Against the Grain

Dictatorship of the Workplace

When you think of dictatorship, what comes to mind? Probably a repressive state controlling what we can say and do. But acclaimed political philosopher Elizabeth Anderson argues that the word describes the workplace. She discusses how we give up most of our rights when we take a job.

2 responses to “Dictatorship of the Workplace

  1. Very interesting topic for her book and the show. I liked the discussion around so called “at will” employment contracts. I wish she talked more about specific abuses that almost every low wage or contract employee deals with. I had a friend working for around $8/hr at Vons parttime. They wouldn’t give her and other workers fulltime hours so they didn’t have to pay benefits. They also didn’t want them to have a second job so they never gave them regular hours. She got her schedule the day before she worked the week. The schedule included hours from 1st to 3rd shift. Often she would leave work after midnight to rush home to sleep for 5 hrs before her next shift early in the morning. She needed another PT job but since she couldn’t provide consistent availability she couldn’t find one. Vons counted on her quitting and like your guest said, there are people lined up to take those jobs.
    The slaughterhouse workers not being allowed to use the bathroom was an example from the most exploitative industry in the US: Animal Ag. What do you expect when they hyper-confine, torture and murder animals by the millions daily? Mostly immigrant workers are objectified and controlled just like the animals they kill. According to OSHA the industry has the highest rates of severing limbs. it’s because they demand the workers go so fast.

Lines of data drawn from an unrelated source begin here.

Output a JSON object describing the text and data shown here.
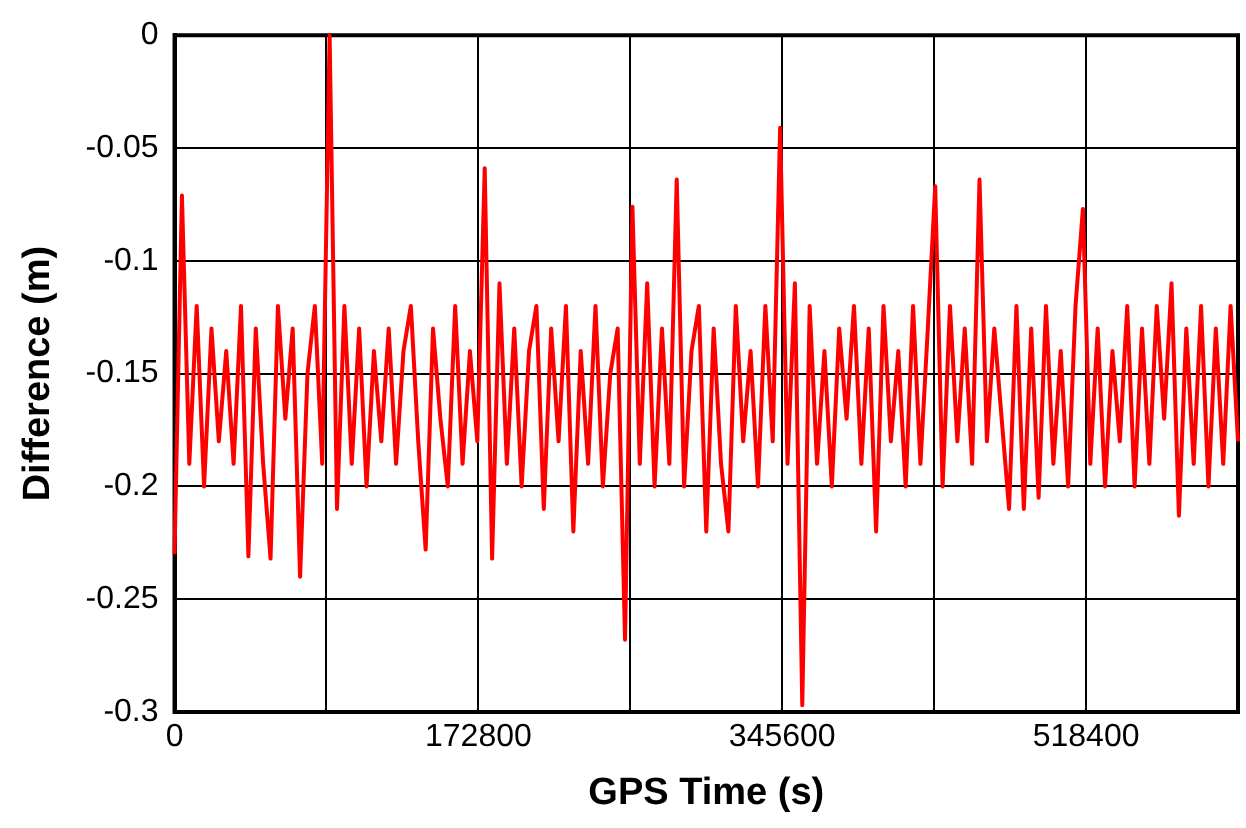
{
  "chart_data": {
    "type": "line",
    "xlabel": "GPS Time (s)",
    "ylabel": "Difference (m)",
    "x": [
      0,
      4200,
      8400,
      12600,
      16800,
      21000,
      25200,
      29400,
      33600,
      37800,
      42000,
      46200,
      50400,
      54600,
      58800,
      63000,
      67200,
      71400,
      75600,
      79800,
      84000,
      88200,
      92400,
      96600,
      100800,
      105000,
      109200,
      113400,
      117600,
      121800,
      126000,
      130200,
      134400,
      138600,
      142800,
      147000,
      151200,
      155400,
      159600,
      163800,
      168000,
      172200,
      176400,
      180600,
      184800,
      189000,
      193200,
      197400,
      201600,
      205800,
      210000,
      214200,
      218400,
      222600,
      226800,
      231000,
      235200,
      239400,
      243600,
      247800,
      252000,
      256200,
      260400,
      264600,
      268800,
      273000,
      277200,
      281400,
      285600,
      289800,
      294000,
      298200,
      302400,
      306600,
      310800,
      315000,
      319200,
      323400,
      327600,
      331800,
      336000,
      340200,
      344400,
      348600,
      352800,
      357000,
      361200,
      365400,
      369600,
      373800,
      378000,
      382200,
      386400,
      390600,
      394800,
      399000,
      403200,
      407400,
      411600,
      415800,
      420000,
      424200,
      428400,
      432600,
      436800,
      441000,
      445200,
      449400,
      453600,
      457800,
      462000,
      466200,
      470400,
      474600,
      478800,
      483000,
      487200,
      491400,
      495600,
      499800,
      504000,
      508200,
      512400,
      516600,
      520800,
      525000,
      529200,
      533400,
      537600,
      541800,
      546000,
      550200,
      554400,
      558600,
      562800,
      567000,
      571200,
      575400,
      579600,
      583800,
      588000,
      592200,
      596400,
      600600,
      604800
    ],
    "series": [
      {
        "color": "#ff0000",
        "values": [
          -0.23,
          -0.071,
          -0.19,
          -0.12,
          -0.2,
          -0.13,
          -0.18,
          -0.14,
          -0.19,
          -0.12,
          -0.231,
          -0.13,
          -0.19,
          -0.232,
          -0.12,
          -0.17,
          -0.13,
          -0.24,
          -0.15,
          -0.12,
          -0.19,
          0,
          -0.21,
          -0.12,
          -0.19,
          -0.13,
          -0.2,
          -0.14,
          -0.18,
          -0.13,
          -0.19,
          -0.14,
          -0.12,
          -0.18,
          -0.228,
          -0.13,
          -0.17,
          -0.2,
          -0.12,
          -0.19,
          -0.14,
          -0.18,
          -0.059,
          -0.232,
          -0.11,
          -0.19,
          -0.13,
          -0.2,
          -0.14,
          -0.12,
          -0.21,
          -0.13,
          -0.18,
          -0.12,
          -0.22,
          -0.14,
          -0.19,
          -0.12,
          -0.2,
          -0.15,
          -0.13,
          -0.268,
          -0.076,
          -0.19,
          -0.11,
          -0.2,
          -0.13,
          -0.19,
          -0.064,
          -0.2,
          -0.14,
          -0.12,
          -0.22,
          -0.13,
          -0.19,
          -0.22,
          -0.12,
          -0.18,
          -0.14,
          -0.2,
          -0.12,
          -0.18,
          -0.041,
          -0.19,
          -0.11,
          -0.297,
          -0.12,
          -0.19,
          -0.14,
          -0.2,
          -0.13,
          -0.17,
          -0.12,
          -0.19,
          -0.13,
          -0.22,
          -0.12,
          -0.18,
          -0.14,
          -0.2,
          -0.12,
          -0.19,
          -0.13,
          -0.067,
          -0.2,
          -0.12,
          -0.18,
          -0.13,
          -0.19,
          -0.064,
          -0.18,
          -0.13,
          -0.17,
          -0.21,
          -0.12,
          -0.21,
          -0.13,
          -0.205,
          -0.12,
          -0.19,
          -0.14,
          -0.2,
          -0.12,
          -0.077,
          -0.19,
          -0.13,
          -0.2,
          -0.14,
          -0.18,
          -0.12,
          -0.2,
          -0.13,
          -0.19,
          -0.12,
          -0.17,
          -0.11,
          -0.213,
          -0.13,
          -0.19,
          -0.12,
          -0.2,
          -0.13,
          -0.19,
          -0.12,
          -0.18
        ]
      }
    ],
    "xlim": [
      0,
      604800
    ],
    "xticks": [
      0,
      {
        "value": 86400,
        "label": null
      },
      172800,
      {
        "value": 259200,
        "label": null
      },
      345600,
      {
        "value": 432000,
        "label": null
      },
      518400
    ],
    "ylim": [
      -0.3,
      0
    ],
    "yticks": [
      -0.3,
      -0.25,
      -0.2,
      -0.15,
      -0.1,
      -0.05,
      0
    ],
    "grid": true,
    "legend": false
  }
}
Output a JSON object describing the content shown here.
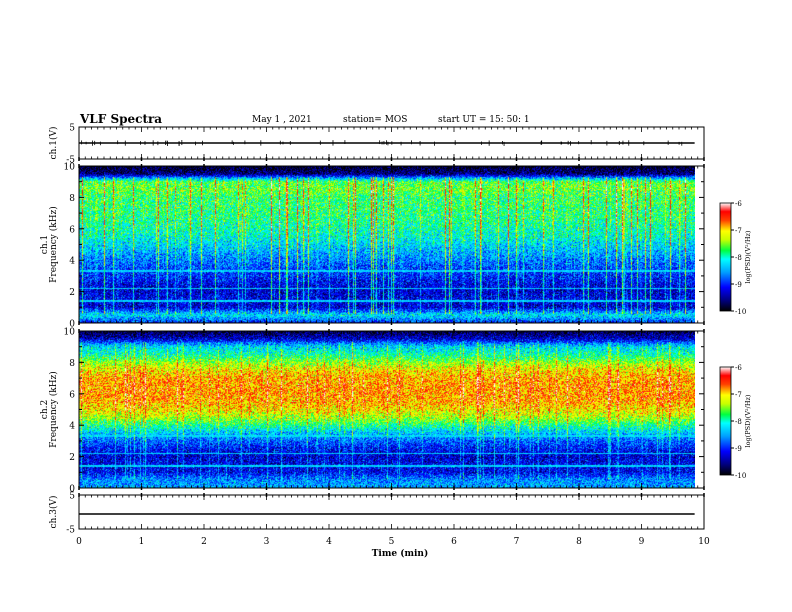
{
  "header": {
    "title": "VLF Spectra",
    "date": "May 1 , 2021",
    "station": "station= MOS",
    "start": "start UT = 15: 50: 1"
  },
  "chart_data": [
    {
      "type": "line",
      "panel": "ch1-voltage",
      "ylabel": "ch.1(V)",
      "ylim": [
        -5,
        5
      ],
      "y_ticks": [
        "5",
        "-5"
      ],
      "series": [
        {
          "x": [
            0,
            9.85
          ],
          "y": [
            0,
            0
          ]
        }
      ]
    },
    {
      "type": "heatmap",
      "panel": "ch1-spectrogram",
      "ylabel": "ch.1\nFrequency (kHz)",
      "ylim": [
        0,
        10
      ],
      "y_ticks": [
        "0",
        "2",
        "4",
        "6",
        "8",
        "10"
      ],
      "x_extent_min": [
        0,
        9.85
      ],
      "colorbar": {
        "label": "log(PSD)(V²/Hz)",
        "ticks": [
          "-6",
          "-7",
          "-8",
          "-9",
          "-10"
        ],
        "range": [
          -10,
          -6
        ]
      },
      "profile_freq_khz": [
        0,
        0.5,
        1,
        1.5,
        2,
        2.5,
        3,
        3.5,
        4,
        4.5,
        5,
        5.5,
        6,
        6.5,
        7,
        7.5,
        8,
        8.5,
        9,
        9.5,
        10
      ],
      "profile_mean_log_psd": [
        -9.0,
        -8.2,
        -9.3,
        -9.2,
        -9.3,
        -9.2,
        -9.0,
        -8.9,
        -8.7,
        -8.5,
        -8.3,
        -8.1,
        -8.0,
        -7.9,
        -7.85,
        -7.8,
        -7.8,
        -7.6,
        -7.7,
        -9.6,
        -9.9
      ]
    },
    {
      "type": "heatmap",
      "panel": "ch2-spectrogram",
      "ylabel": "ch.2\nFrequency (kHz)",
      "ylim": [
        0,
        10
      ],
      "y_ticks": [
        "0",
        "2",
        "4",
        "6",
        "8",
        "10"
      ],
      "x_extent_min": [
        0,
        9.85
      ],
      "colorbar": {
        "label": "log(PSD)(V²/Hz)",
        "ticks": [
          "-6",
          "-7",
          "-8",
          "-9",
          "-10"
        ],
        "range": [
          -10,
          -6
        ]
      },
      "profile_freq_khz": [
        0,
        0.5,
        1,
        1.5,
        2,
        2.5,
        3,
        3.5,
        4,
        4.5,
        5,
        5.5,
        6,
        6.5,
        7,
        7.5,
        8,
        8.5,
        9,
        9.5,
        10
      ],
      "profile_mean_log_psd": [
        -8.5,
        -8.6,
        -9.2,
        -9.2,
        -9.3,
        -9.1,
        -8.8,
        -8.4,
        -7.9,
        -7.4,
        -7.1,
        -6.9,
        -6.85,
        -6.85,
        -6.9,
        -7.1,
        -7.5,
        -8.0,
        -8.3,
        -9.3,
        -9.8
      ]
    },
    {
      "type": "line",
      "panel": "ch3-voltage",
      "ylabel": "ch.3(V)",
      "ylim": [
        -5,
        5
      ],
      "y_ticks": [
        "5",
        "-5"
      ],
      "series": [
        {
          "x": [
            0,
            9.85
          ],
          "y": [
            -0.6,
            -0.6
          ]
        }
      ]
    }
  ],
  "x_axis": {
    "label": "Time (min)",
    "range": [
      0,
      10
    ],
    "ticks": [
      "0",
      "1",
      "2",
      "3",
      "4",
      "5",
      "6",
      "7",
      "8",
      "9",
      "10"
    ]
  }
}
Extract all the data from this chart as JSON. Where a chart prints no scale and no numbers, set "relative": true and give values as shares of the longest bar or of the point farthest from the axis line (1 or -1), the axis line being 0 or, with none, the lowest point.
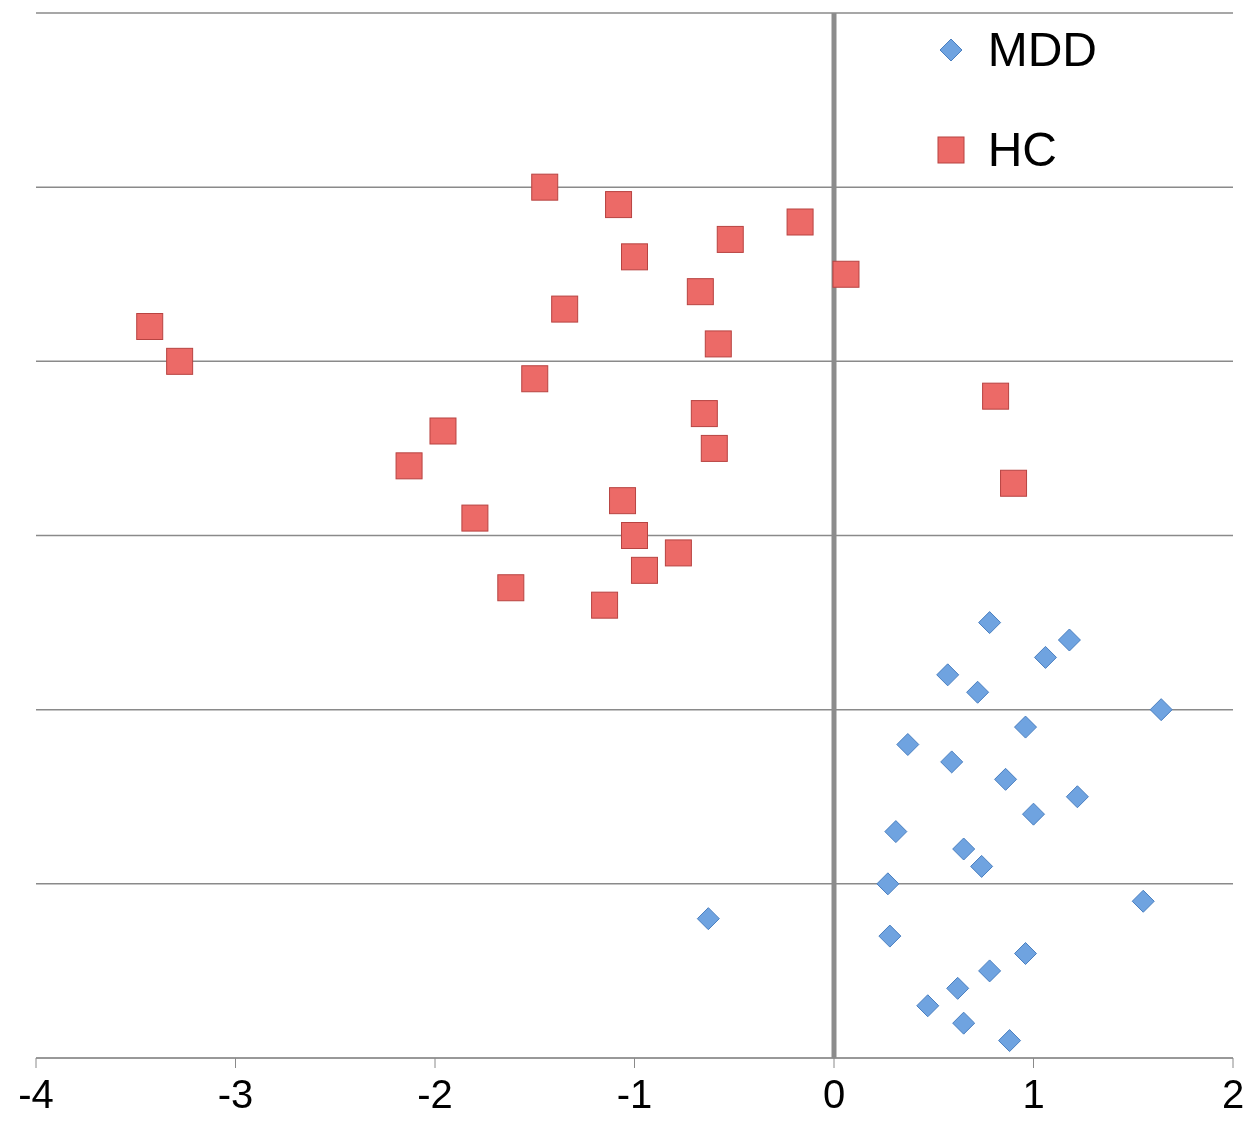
{
  "chart_data": {
    "type": "scatter",
    "ref_lines": [
      {
        "axis": "x",
        "value": 0,
        "color": "#8c8c8c"
      }
    ],
    "relative": true,
    "xlim": [
      -4,
      2
    ],
    "xticks": [
      -4,
      -3,
      -2,
      -1,
      0,
      1,
      2
    ],
    "tick_labels": "x",
    "grid": "y",
    "legend": "top right",
    "series": [
      {
        "name": "MDD",
        "color": "#6fa3e0",
        "marker": "diamond",
        "x": [
          0.78,
          1.18,
          1.06,
          0.57,
          0.72,
          1.64,
          0.96,
          0.37,
          0.59,
          0.86,
          1.22,
          1.0,
          0.31,
          0.65,
          0.74,
          0.27,
          1.55,
          -0.63,
          0.28,
          0.96,
          0.78,
          0.62,
          0.47,
          0.65,
          0.88
        ],
        "values": [
          0.5,
          0.48,
          0.46,
          0.44,
          0.42,
          0.4,
          0.38,
          0.36,
          0.34,
          0.32,
          0.3,
          0.28,
          0.26,
          0.24,
          0.22,
          0.2,
          0.18,
          0.16,
          0.14,
          0.12,
          0.1,
          0.08,
          0.06,
          0.04,
          0.02
        ]
      },
      {
        "name": "HC",
        "color": "#ec6a67",
        "marker": "square",
        "x": [
          -1.45,
          -1.08,
          -0.17,
          -0.52,
          -1.0,
          0.06,
          -0.67,
          -1.35,
          -3.43,
          -0.58,
          -3.28,
          -1.5,
          0.81,
          -0.65,
          -1.96,
          -0.6,
          -2.13,
          0.9,
          -1.06,
          -1.8,
          -1.0,
          -0.78,
          -0.95,
          -1.62,
          -1.15
        ],
        "values": [
          1.0,
          0.98,
          0.96,
          0.94,
          0.92,
          0.9,
          0.88,
          0.86,
          0.84,
          0.82,
          0.8,
          0.78,
          0.76,
          0.74,
          0.72,
          0.7,
          0.68,
          0.66,
          0.64,
          0.62,
          0.6,
          0.58,
          0.56,
          0.54,
          0.52
        ]
      }
    ]
  }
}
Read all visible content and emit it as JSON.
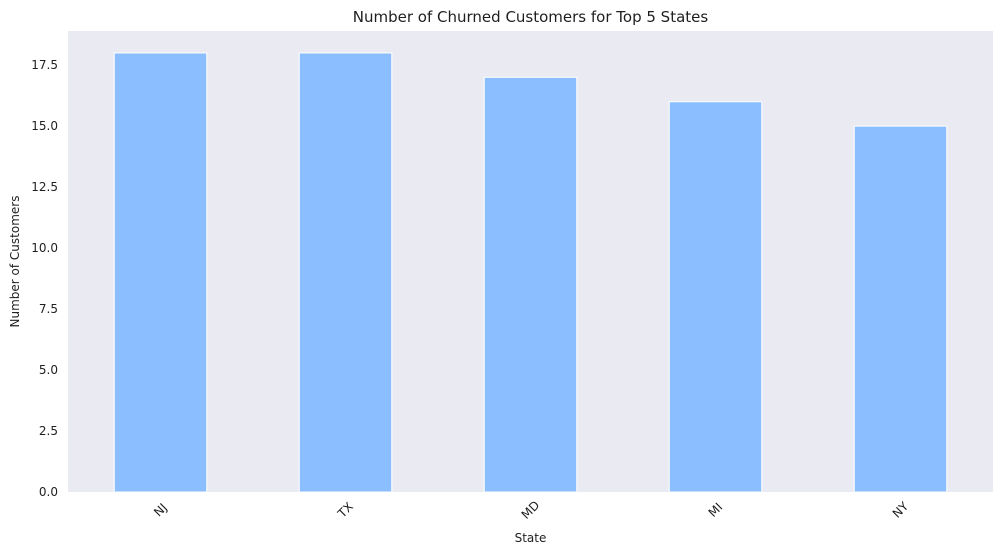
{
  "chart_data": {
    "type": "bar",
    "title": "Number of Churned Customers for Top 5 States",
    "xlabel": "State",
    "ylabel": "Number of Customers",
    "categories": [
      "NJ",
      "TX",
      "MD",
      "MI",
      "NY"
    ],
    "values": [
      18,
      18,
      17,
      16,
      15
    ],
    "ylim": [
      0,
      18.9
    ],
    "yticks": [
      0.0,
      2.5,
      5.0,
      7.5,
      10.0,
      12.5,
      15.0,
      17.5
    ],
    "ytick_labels": [
      "0.0",
      "2.5",
      "5.0",
      "7.5",
      "10.0",
      "12.5",
      "15.0",
      "17.5"
    ],
    "grid": false,
    "x_tick_rotation_deg": 45,
    "colors": {
      "bar": "#8abefe",
      "bar_edge": "#ffffff",
      "plot_background": "#eaeaf2",
      "text": "#1f1f1f"
    }
  }
}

The equipment is designed to cut flesh. Animal Ag also exploits the environment and human health. Burgers and tacos should cost $30, but they cost $1.

  2. Also, she didn’t believe worker owned coops/businesses could work, but she didn’t describe fully. She just sort of dismissed the idea. If utilities, which are huge enterprises are publicly owned, why can’t airlines or other huge businesses be held collectively? it seems possible. Also what about the idea of not letting anything get that huge unless absolutely necessary?